“Nosferatu” is not your typical vampire movie.
In fact, it is devoid of the conventional stereotypes, the naive little girl, the forbidden fruit and the big, bad wolf dressed in high school clothing.
It is not for the faint of heart, either, the squeamish kind who could faint at the sight of gore.
It is for gothic lovers. Horror lovers. Maybe even geared toward feminists as well.
From Lily Rose Depp’s powerful performance as an unhinged broken wife to and Bill Skarsgard’s Romanian take on a ghastly vampire on the prowl for her, these two actors take center stage beautifully.
Depp’s performance seems to swallow each actor whole with how wonderfully she portrays female hysteria. It is a sight worth seeing.
“Nosferatu” is a goth tale that throbs in anguish and tragedy, and it focuses upon Ellen Hutter, a married woman who is tormented with nightmares. Her dreams seem to worsen when her husband, soft but feeble, Thomas Hutter, travels to Transylvania in hopes to iron out a property lease with the count that abides there.
During his time away, Ellen’s condition becomes more pressing, her dreams suddenly taking force as Thomas becomes a puppet to the count at the castle (who is a monster fixated on blood).
As audiences come to realize, Count Orlok (or Nosferatu) happens to be the demon plaguing Ellen’s, dreams, mind and body, even when she was a little girl. His hold over Ellen is fueled immensely when Thomas gives away his marriage rights to the count. It is then Nosferatu makes way to claim his prize, to claim Ellen.

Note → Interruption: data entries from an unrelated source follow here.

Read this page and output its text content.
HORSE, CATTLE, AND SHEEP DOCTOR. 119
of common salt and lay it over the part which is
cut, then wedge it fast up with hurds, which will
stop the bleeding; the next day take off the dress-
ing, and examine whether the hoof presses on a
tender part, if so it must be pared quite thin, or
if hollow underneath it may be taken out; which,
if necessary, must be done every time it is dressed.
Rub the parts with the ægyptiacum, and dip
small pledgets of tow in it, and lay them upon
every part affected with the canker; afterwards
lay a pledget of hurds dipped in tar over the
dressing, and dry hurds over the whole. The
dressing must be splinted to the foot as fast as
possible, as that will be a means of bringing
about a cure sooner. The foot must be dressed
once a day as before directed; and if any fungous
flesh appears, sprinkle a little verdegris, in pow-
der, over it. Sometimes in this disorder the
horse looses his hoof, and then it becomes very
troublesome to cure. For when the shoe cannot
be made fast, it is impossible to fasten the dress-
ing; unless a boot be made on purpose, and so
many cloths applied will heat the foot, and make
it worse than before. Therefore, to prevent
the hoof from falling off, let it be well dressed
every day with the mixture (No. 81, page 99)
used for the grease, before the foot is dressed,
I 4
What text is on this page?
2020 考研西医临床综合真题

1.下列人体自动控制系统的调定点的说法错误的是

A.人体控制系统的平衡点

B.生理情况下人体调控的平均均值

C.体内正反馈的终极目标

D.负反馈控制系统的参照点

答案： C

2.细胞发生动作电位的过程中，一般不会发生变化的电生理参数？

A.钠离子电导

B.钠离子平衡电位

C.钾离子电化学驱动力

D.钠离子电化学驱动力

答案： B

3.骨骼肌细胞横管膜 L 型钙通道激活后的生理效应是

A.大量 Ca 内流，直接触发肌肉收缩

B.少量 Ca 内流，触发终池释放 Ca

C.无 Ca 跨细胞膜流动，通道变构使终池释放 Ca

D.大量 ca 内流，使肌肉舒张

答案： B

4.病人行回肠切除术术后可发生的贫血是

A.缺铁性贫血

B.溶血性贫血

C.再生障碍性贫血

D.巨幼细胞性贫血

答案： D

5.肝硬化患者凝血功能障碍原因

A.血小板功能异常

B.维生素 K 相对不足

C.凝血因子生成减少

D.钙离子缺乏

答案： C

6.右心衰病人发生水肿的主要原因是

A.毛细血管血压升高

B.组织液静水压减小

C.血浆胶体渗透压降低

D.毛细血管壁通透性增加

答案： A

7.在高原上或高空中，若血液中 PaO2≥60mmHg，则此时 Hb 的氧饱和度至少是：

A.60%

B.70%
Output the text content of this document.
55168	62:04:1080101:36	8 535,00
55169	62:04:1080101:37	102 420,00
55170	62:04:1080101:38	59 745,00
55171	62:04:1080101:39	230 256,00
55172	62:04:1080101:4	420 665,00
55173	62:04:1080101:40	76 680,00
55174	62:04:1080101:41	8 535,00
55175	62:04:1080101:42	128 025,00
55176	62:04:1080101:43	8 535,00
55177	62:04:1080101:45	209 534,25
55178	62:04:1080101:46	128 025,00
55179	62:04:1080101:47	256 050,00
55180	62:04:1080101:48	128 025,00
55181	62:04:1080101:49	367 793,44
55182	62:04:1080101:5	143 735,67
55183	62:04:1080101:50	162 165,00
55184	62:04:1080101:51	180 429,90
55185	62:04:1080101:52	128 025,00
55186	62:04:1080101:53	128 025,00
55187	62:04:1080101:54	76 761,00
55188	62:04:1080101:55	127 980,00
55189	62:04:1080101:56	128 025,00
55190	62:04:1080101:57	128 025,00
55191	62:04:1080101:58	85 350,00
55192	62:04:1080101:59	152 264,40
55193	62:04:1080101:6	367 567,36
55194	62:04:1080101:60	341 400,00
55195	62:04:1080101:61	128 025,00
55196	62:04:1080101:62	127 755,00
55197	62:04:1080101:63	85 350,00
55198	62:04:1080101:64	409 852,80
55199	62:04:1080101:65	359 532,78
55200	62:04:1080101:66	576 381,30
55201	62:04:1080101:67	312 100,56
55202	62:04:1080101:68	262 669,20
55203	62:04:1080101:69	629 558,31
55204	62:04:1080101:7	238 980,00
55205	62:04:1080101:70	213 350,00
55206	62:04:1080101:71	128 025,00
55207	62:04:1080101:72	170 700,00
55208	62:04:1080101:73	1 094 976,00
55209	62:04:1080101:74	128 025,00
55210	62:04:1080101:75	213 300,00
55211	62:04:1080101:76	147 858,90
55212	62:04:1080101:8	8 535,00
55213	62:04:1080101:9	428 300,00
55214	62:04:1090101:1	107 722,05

Beneath the black veil that hovers above the German city, or the mice that scamper upon any orifice they come across in this movie, it is the epitome of a dark, yet honest plot from movie director, Robert Eggers. It is a plot that largely depicts the repression of female autonomy and the desires that might become of that actualization.
It is sensual and yet shameful how Ellen unravels when face-to-face with her sexuality and physical wants. Her repression, instead leers at her, a monster that manifests into open pores, gnarly teeth and hands that reach across the stretches of time and into her mind. It begs to let him in, let herself in, whilst snapping her body nearly in half, watching her delicate frame fold under the weight of her suppression. The ecstasy of it is overwhelming; it is illicit. Though, it is all the hungry men in Ellen’s young life want to dispose of.
“Nosferatu” harbors heavily upon the patriarchal system in the early 19th century that bridges between control and utter dominance over the female psyche and autonomy. Ellen’s evergrowing sexual yearning is demonized and labeled as hysteria by the men around her, including her very own husband. It was the only way men could possibly explain emotions and feelings in women of that time, emotions such as lust and desire. If women wanted that, they had to be utterly… mad.
It seems as if the only person who wants Ellen to be wholly complicit in these devilish desires is Nosferatu himself, calling to Ellen under the guise of something hideous, something monstrous, something inhumane. She cannot accept him because he truly is a beast, ugly and warring, and yet he is hers. An apparition of the darkest emotions she deems insidious, her own eroticism.
There is no grander story than a woman running in terror from the emotions she must suppress in a male-oriented society. The more she suppresses, the more her wants take form. It sucks the very life from the people around her. It invokes a hollowing darkness that tip-toes around the city, from door-to-door, until it brings death to those who forced her to hide it to begin with. It is repulsive, and yet Ellen hungers to devour her own sexual consciousness, devouring Nosferatu, until he becomes one with her.